The New Brunswick maple syrup industry has grown dramatically in the last 15 years, even registering export growth during the pandemic.
New Brunswick Maple Association Executive Director Louise Poitras says industry sales have increased from $3-million in 2006 to a current estimate of $33-million. Exports grew by 20 percent in the last year alone.
Poitras said the province currently produces and exports 7.5 million pounds of maple syrup per year with 67 percent of the province’s maple syrup going to the United States.
“In 2015, when the government allocated another 4,400 hectares of Crown land to producers, taking it up to roughly 14,500 hectares in the province, it gave a big push to the industry,” she said, adding that a lot of money also went into installing state-of-the-art equipment.
The association is asking for another 12,000 hectares of Crown land for maple syrup production as part of further growth plans.
The number of maple syrup producers, small and large, in New Brunswick has jumped to 250 with the association growing from 15 to 150 members over the past 15 years.
Poitras credits the increase in maple sugaries – large producers who tap, collect and package maple syrup by the barrel and sell them in bulk – to the industry’s jump in revenues.
“If you want to build an industry, you can’t just make a small number of bottles every year – you can’t grow an industry [that way],” she said.
The brief six-week tree-tapping season has a long-tail economic impact on the province with its production, bolstered using green technology.
“Overall, we hire about 2,500 people, and that’s included part-time and full-time,” she said. “Now syrup is not in buckets, it’s held in tubes. Everything is vacuumed in their station – we can even pinpoint if there’s a leak somewhere with a computer, it’s very high tech.”
Poitras says every syrup in New Brunswick has a unique flavour because each is made differently, whether made in bulk or from a family tradition.

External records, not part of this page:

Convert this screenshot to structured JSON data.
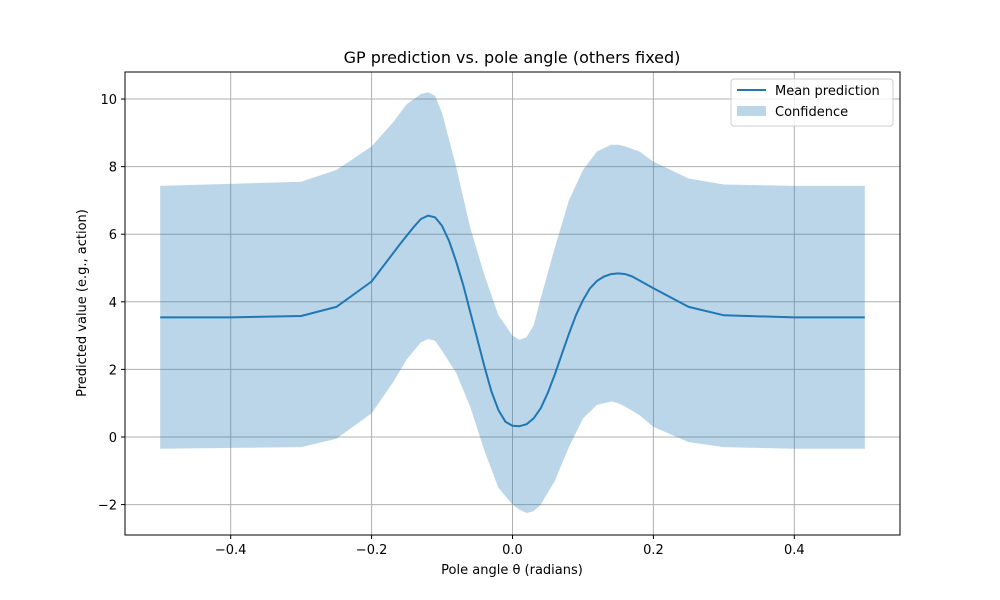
{
  "chart_data": {
    "type": "line",
    "title": "GP prediction vs. pole angle (others fixed)",
    "xlabel": "Pole angle θ (radians)",
    "ylabel": "Predicted value (e.g., action)",
    "xlim": [
      -0.55,
      0.55
    ],
    "ylim": [
      -2.9,
      10.8
    ],
    "xticks": [
      -0.4,
      -0.2,
      0.0,
      0.2,
      0.4
    ],
    "xtick_labels": [
      "−0.4",
      "−0.2",
      "0.0",
      "0.2",
      "0.4"
    ],
    "yticks": [
      -2,
      0,
      2,
      4,
      6,
      8,
      10
    ],
    "ytick_labels": [
      "−2",
      "0",
      "2",
      "4",
      "6",
      "8",
      "10"
    ],
    "grid": true,
    "legend_position": "upper-right",
    "colors": {
      "line": "#1f77b4",
      "band": "#1f77b4",
      "band_opacity": 0.3,
      "grid": "#b0b0b0"
    },
    "series": [
      {
        "name": "Mean prediction",
        "x": [
          -0.5,
          -0.4,
          -0.3,
          -0.25,
          -0.2,
          -0.16,
          -0.14,
          -0.13,
          -0.12,
          -0.11,
          -0.1,
          -0.09,
          -0.08,
          -0.07,
          -0.06,
          -0.05,
          -0.04,
          -0.03,
          -0.02,
          -0.01,
          0.0,
          0.01,
          0.02,
          0.03,
          0.04,
          0.05,
          0.06,
          0.07,
          0.08,
          0.09,
          0.1,
          0.11,
          0.12,
          0.13,
          0.14,
          0.15,
          0.16,
          0.17,
          0.2,
          0.25,
          0.3,
          0.4,
          0.5
        ],
        "y": [
          3.54,
          3.54,
          3.58,
          3.85,
          4.6,
          5.7,
          6.22,
          6.45,
          6.55,
          6.5,
          6.25,
          5.8,
          5.2,
          4.5,
          3.7,
          2.9,
          2.1,
          1.35,
          0.8,
          0.45,
          0.33,
          0.32,
          0.38,
          0.55,
          0.85,
          1.3,
          1.85,
          2.45,
          3.05,
          3.6,
          4.05,
          4.4,
          4.62,
          4.75,
          4.82,
          4.84,
          4.82,
          4.75,
          4.4,
          3.85,
          3.6,
          3.54,
          3.54
        ]
      },
      {
        "name": "Confidence",
        "x": [
          -0.5,
          -0.3,
          -0.25,
          -0.2,
          -0.17,
          -0.15,
          -0.13,
          -0.12,
          -0.11,
          -0.1,
          -0.08,
          -0.06,
          -0.04,
          -0.02,
          0.0,
          0.01,
          0.02,
          0.03,
          0.04,
          0.06,
          0.08,
          0.1,
          0.12,
          0.14,
          0.15,
          0.16,
          0.18,
          0.2,
          0.25,
          0.3,
          0.4,
          0.5
        ],
        "upper": [
          7.43,
          7.55,
          7.9,
          8.6,
          9.3,
          9.85,
          10.15,
          10.2,
          10.1,
          9.6,
          8.0,
          6.2,
          4.8,
          3.6,
          3.0,
          2.88,
          2.95,
          3.3,
          4.1,
          5.6,
          7.0,
          7.9,
          8.45,
          8.65,
          8.65,
          8.6,
          8.45,
          8.15,
          7.65,
          7.47,
          7.43,
          7.43
        ],
        "lower": [
          -0.35,
          -0.3,
          -0.05,
          0.7,
          1.6,
          2.3,
          2.8,
          2.9,
          2.85,
          2.55,
          1.9,
          0.9,
          -0.4,
          -1.5,
          -2.0,
          -2.15,
          -2.25,
          -2.2,
          -2.0,
          -1.3,
          -0.3,
          0.55,
          0.95,
          1.05,
          1.0,
          0.9,
          0.65,
          0.3,
          -0.15,
          -0.3,
          -0.35,
          -0.35
        ]
      }
    ]
  }
}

“Some of them boil it longer, some of them use wood, some of them use electricity, or use different evaporators,” she said.
The province’s producers also do not mix their syrups together, which would dilute the authenticity of the syrup, in contrast to the Federation of Quebec Maple Syrup Producers.

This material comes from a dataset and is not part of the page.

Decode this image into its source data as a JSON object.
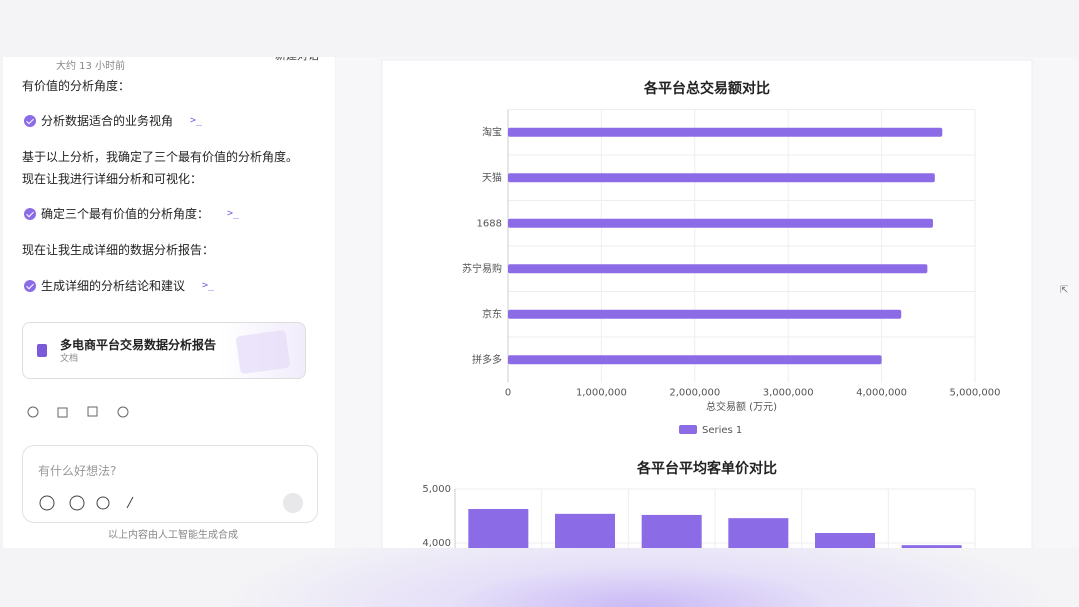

Next to Quebec, New Brunswick is the second-largest producer of maple syrup in Canada and the fourth-largest producer in the world, with 70 per cent of its syrup produced up north.

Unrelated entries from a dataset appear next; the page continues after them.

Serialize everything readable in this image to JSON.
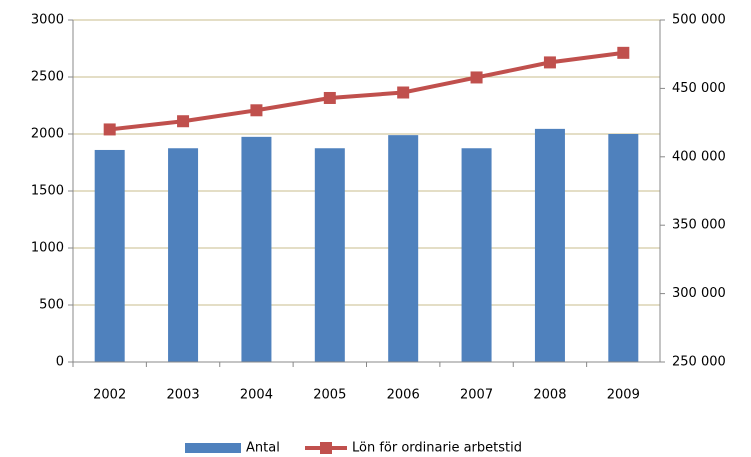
{
  "chart_data": {
    "type": "bar",
    "categories": [
      "2002",
      "2003",
      "2004",
      "2005",
      "2006",
      "2007",
      "2008",
      "2009"
    ],
    "series": [
      {
        "name": "Antal",
        "color": "#4f81bd",
        "values": [
          1860,
          1875,
          1975,
          1875,
          1990,
          1875,
          2045,
          2000
        ]
      },
      {
        "name": "Lön för ordinarie arbetstid",
        "color": "#c0504d",
        "type": "line",
        "axis": "y2",
        "values": [
          420000,
          426000,
          434000,
          443000,
          447000,
          458000,
          469000,
          476000
        ]
      }
    ],
    "ylim": [
      0,
      3000
    ],
    "yticks": [
      0,
      500,
      1000,
      1500,
      2000,
      2500,
      3000
    ],
    "y2lim": [
      250000,
      500000
    ],
    "y2ticks": [
      {
        "value": 250000,
        "label": "250 000"
      },
      {
        "value": 300000,
        "label": "300 000"
      },
      {
        "value": 350000,
        "label": "350 000"
      },
      {
        "value": 400000,
        "label": "400 000"
      },
      {
        "value": 450000,
        "label": "450 000"
      },
      {
        "value": 500000,
        "label": "500 000"
      }
    ],
    "grid": true,
    "legend": "bottom"
  }
}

The New Brunswick Maple Association launched Mapleicious NB, a festival celebrating and promoting the province’s maple industry, in 2017, building off the popularity of maple shacks where people can buy and consume transformed maple products, from candy to breakfasts.
“They’ve grown in popularity, and it is a tradition that we want to continue here in New Brunswick,” she said. In a normal year, the maple shack Sucrerie de Chaisson serves over 13,000 maple syrup breakfasts during the maple season.
The festival is held every year from mid-March to the end of April.
Poitras and the association partnered with Agriculture New Brunswick and Tourism New Brunswick to launch Mapleicious NB, with restaurants across the province participating with maple syrup dishes and creating maple trails and education about the industry.
The festival continued to innovate during Covid-19 by investing in social media, recruiting maple syrup influencers who highlighted maple festivities, producers and recipes on their platforms.
“We have great support from our community buying from their local producer – when the buzzword became ‘local,’ we thought, ‘well, we’re local, let’s leverage on that,’” she said. “So we started talking about local, buying local, buying your local maple syrup – the more you’re asking for it, the more it’s going to come into your store.”